In 1973, Sharansky applied for an exit visa to Israel,
but was refused on "security" grounds. He remained prominently
involved in Jewish refusenik activities until his arrest in 1977. Convicted
in 1978 of treason and spying on behalf of the United States, Sharansky
was sentenced to thirteen years imprisonment. He spent 16 months in
Moscow's Lefortovo prison, frequently in solitary confinement and in
a special "torture cell," before being transferred to a notorious
prison camp in the Siberian gulag.
Years later, following his release, Sharansky stressed
his need throughout his imprisonment to remain emotionally independent.
He attributed his survival of the lengthy incarceration and the brutal
conditions to his resistance to any sort of emotional surrender. Hence
Sharansky's expression of the paradox that while an ordinary Russian,
he was in fact a slave to the system; but that once he discovered his
Jewish roots and was restricted for his allegiance to them, he was in
reality a free man. Sharansky's memoirs of his years as a prisoner of
Zion are described in his book Fear No Evil.

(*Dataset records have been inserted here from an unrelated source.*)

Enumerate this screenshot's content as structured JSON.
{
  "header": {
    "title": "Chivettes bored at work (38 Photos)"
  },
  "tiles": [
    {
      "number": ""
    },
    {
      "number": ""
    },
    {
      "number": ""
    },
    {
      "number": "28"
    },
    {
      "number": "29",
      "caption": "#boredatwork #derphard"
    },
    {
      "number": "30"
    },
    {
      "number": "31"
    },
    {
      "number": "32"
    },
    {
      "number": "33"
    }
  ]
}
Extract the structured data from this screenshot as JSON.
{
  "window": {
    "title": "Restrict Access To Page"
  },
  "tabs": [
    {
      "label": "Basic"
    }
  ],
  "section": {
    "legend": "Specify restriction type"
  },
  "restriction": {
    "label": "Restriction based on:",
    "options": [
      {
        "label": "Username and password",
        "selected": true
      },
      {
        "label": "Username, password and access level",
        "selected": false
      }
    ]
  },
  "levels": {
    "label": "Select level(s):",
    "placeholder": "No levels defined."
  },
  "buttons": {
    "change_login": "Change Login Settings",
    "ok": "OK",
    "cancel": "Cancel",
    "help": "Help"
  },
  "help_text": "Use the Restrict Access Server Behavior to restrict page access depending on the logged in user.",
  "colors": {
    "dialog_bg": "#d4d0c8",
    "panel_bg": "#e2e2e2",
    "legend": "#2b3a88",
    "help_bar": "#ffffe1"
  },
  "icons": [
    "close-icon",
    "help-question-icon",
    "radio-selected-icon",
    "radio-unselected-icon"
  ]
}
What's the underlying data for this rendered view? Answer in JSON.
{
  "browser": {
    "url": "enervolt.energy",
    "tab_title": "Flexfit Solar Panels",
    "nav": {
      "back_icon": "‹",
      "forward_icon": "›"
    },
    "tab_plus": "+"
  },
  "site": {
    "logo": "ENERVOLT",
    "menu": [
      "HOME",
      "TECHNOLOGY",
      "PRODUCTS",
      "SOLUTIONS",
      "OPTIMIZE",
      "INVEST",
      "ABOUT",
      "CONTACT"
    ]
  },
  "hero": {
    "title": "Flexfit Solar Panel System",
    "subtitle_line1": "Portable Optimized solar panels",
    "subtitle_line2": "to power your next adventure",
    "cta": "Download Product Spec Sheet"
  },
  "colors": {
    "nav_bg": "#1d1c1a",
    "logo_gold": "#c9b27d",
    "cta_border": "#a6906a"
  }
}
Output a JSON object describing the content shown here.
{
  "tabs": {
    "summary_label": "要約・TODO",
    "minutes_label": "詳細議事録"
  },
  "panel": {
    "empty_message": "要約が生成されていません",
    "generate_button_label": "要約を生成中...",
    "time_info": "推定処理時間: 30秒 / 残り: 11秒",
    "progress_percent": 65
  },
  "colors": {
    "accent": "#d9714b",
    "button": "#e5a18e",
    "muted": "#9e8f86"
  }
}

During the years of his imprisonment, Sharansky became
a symbol for human rights in general and Soviet Jewry in particular.
A campaign for his release was waged tirelessly by his wife, Avital,
who emigrated to Israel immediately following their wedding with the
hope that her husband would follow shortly. Intense diplomatic efforts
and public outcries for his release were unsuccessful until 1986, when
Sharansky was released as part of an East-West prisoner exchange. Freed
on the border of a still-divided Germany, he was met by the Israeli
ambassador who presented him immediately with his new Israeli passport
under the Hebrew name of Natan Sharansky. He arrived in Israel on February
11, 1986, and was greeted by leading government officials, including
then Prime Minister Shimon Peres, and was given a hero's welcome.
Once freed, Sharansky labored on behalf of other dissidents
and then turned his attention to issues confronting Soviet immigrants.
He became head of the Zionist Forum, an organization dedicated to lobbying
on behalf of Soviet immigrants. Increasingly disappointed with Israel's
absorption of the large influx of Soviet Jews, he wrote frequently on
the subject, and in 1995 created a new political party, Yisrael Ba'aliya,
dedicated to helping immigrants' professional, economic and social acculturation.
In the elections the following year, the party won seven Knesset seats,
and Sharansky was named Minister of Industry and Trade.